X-Rays Using Contrast Agents

Please follow these instructions before coming in for your exam:

Upper GI
  • Nothing to eat or drink after midnight the night before your exam.
  • Do not take medications on the morning of your exam. You may bring any required medications with you to take after the exam.
Intravenous Urogram (IVP)
  • Pick up a prep kit from our front desk and follow the instructions on the back of the box.
Barium Enema/Gallbladder
  • Pick up a prep kit from our front desk and follow the instructions on the back of the box.

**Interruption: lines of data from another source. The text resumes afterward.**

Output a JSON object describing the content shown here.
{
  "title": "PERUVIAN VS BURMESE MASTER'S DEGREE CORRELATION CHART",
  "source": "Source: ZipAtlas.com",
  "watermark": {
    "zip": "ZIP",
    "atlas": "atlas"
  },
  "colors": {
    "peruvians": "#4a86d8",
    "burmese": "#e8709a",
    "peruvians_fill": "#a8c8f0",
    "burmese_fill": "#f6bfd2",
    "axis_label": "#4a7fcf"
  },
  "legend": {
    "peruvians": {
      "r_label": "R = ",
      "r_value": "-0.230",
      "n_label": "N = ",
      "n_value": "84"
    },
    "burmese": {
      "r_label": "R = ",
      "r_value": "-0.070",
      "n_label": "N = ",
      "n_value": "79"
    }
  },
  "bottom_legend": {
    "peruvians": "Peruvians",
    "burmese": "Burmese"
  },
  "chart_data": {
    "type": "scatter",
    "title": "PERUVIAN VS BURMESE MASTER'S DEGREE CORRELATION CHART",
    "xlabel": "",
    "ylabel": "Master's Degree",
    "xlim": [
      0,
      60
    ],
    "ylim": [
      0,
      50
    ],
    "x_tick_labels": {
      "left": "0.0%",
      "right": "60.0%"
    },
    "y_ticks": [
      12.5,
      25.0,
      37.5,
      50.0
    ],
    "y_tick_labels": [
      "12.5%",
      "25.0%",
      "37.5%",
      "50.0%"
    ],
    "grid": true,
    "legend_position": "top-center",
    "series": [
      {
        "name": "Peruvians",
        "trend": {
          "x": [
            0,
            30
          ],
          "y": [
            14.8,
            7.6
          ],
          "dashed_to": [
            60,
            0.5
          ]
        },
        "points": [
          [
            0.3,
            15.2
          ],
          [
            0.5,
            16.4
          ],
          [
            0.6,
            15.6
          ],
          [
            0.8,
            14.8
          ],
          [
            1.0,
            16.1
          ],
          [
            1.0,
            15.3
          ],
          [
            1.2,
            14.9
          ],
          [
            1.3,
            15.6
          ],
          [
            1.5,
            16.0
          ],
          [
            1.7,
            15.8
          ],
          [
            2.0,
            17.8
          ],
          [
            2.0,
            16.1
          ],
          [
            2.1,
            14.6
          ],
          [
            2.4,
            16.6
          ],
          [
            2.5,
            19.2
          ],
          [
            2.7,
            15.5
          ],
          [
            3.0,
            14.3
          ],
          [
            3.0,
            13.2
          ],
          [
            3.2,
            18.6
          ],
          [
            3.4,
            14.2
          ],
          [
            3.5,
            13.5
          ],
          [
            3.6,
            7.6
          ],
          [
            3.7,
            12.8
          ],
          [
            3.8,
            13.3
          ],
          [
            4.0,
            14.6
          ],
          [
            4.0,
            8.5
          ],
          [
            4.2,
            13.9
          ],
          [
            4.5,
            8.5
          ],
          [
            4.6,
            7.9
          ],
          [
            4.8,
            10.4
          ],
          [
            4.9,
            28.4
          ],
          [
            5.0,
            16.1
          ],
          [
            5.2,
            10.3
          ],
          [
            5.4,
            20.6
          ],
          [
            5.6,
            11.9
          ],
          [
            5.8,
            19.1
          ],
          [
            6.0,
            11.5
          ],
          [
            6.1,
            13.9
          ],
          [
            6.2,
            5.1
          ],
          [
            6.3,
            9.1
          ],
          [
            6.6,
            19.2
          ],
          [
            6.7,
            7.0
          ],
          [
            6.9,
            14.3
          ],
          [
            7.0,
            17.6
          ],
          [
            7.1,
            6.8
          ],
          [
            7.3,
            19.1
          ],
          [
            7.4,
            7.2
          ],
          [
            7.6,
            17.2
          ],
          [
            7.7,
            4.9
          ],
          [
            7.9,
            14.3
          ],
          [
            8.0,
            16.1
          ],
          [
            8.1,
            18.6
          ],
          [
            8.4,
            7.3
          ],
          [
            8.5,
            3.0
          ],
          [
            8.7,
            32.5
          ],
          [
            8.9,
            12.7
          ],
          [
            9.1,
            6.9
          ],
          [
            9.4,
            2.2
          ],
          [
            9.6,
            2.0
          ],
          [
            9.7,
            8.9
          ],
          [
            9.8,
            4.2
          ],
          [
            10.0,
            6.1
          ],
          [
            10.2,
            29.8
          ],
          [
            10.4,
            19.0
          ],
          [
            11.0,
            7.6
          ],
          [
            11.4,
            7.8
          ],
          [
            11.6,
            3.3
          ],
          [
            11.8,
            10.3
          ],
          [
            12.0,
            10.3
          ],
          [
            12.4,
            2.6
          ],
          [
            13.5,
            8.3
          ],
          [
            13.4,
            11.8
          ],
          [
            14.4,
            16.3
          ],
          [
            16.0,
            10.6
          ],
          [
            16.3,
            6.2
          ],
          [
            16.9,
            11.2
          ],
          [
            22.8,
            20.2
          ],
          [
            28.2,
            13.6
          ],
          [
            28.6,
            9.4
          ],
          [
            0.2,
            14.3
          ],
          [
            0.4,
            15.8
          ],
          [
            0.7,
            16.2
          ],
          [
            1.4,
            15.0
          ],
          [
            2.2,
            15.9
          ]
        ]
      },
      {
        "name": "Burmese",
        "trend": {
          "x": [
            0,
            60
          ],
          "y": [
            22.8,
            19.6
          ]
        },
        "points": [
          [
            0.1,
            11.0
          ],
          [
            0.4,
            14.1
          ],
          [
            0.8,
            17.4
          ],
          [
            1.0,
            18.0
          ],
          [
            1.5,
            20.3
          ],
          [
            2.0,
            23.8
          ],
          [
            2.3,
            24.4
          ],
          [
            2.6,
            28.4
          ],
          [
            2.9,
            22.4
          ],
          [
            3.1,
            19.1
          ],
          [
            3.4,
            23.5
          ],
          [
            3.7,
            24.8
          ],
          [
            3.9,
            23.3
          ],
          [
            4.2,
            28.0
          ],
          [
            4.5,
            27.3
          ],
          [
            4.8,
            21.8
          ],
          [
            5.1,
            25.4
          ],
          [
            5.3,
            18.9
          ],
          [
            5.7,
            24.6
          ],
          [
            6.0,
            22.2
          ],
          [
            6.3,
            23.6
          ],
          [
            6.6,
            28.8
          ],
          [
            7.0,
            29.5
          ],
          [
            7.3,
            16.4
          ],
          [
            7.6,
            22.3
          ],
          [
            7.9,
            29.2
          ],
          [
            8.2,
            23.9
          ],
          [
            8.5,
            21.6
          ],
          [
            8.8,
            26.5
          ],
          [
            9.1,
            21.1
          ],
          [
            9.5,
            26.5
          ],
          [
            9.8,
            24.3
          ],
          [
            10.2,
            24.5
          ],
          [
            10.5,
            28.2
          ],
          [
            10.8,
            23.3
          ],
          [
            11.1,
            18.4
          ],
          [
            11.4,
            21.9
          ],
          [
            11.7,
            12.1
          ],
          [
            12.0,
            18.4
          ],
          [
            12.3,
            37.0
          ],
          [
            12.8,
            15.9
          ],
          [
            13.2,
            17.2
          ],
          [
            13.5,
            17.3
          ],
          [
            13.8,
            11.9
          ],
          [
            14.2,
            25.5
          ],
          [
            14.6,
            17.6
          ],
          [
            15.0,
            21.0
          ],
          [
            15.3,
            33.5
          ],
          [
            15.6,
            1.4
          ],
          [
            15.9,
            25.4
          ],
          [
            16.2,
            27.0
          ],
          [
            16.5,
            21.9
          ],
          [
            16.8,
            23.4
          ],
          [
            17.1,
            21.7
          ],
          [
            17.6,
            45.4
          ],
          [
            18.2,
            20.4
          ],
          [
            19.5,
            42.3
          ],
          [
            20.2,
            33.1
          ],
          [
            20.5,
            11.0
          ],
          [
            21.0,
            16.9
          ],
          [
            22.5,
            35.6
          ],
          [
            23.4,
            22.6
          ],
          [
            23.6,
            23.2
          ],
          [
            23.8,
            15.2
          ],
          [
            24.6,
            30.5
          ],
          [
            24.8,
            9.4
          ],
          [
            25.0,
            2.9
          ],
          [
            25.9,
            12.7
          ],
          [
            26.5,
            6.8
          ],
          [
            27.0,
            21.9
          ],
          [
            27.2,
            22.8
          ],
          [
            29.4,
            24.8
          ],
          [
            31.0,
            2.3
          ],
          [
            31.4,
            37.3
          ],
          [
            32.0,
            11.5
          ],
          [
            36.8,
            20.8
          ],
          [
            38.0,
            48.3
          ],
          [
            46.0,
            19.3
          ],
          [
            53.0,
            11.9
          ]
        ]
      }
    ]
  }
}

  • Do not eat or drink anything after midnight the night before your exam.
  • Wear comfortable, loose-fitting clothing. Because metal can affect the image, please do not wear anything with metal snaps or zippers.
  • Before your exam, you will be asked to remove items such as eyeglasses, hearing aids, hairpins, and jewelry.
  • Let us know if you think you may be pregnant.
  • Eat something light the night before your exam, like soup or salad.
  • Take a laxative the night before your exam.
  • Do not eat or drink anything on the morning of your exam.
  • Urinate right before the exam.
  • Let us know if you are allergic to contrast dye or seafood.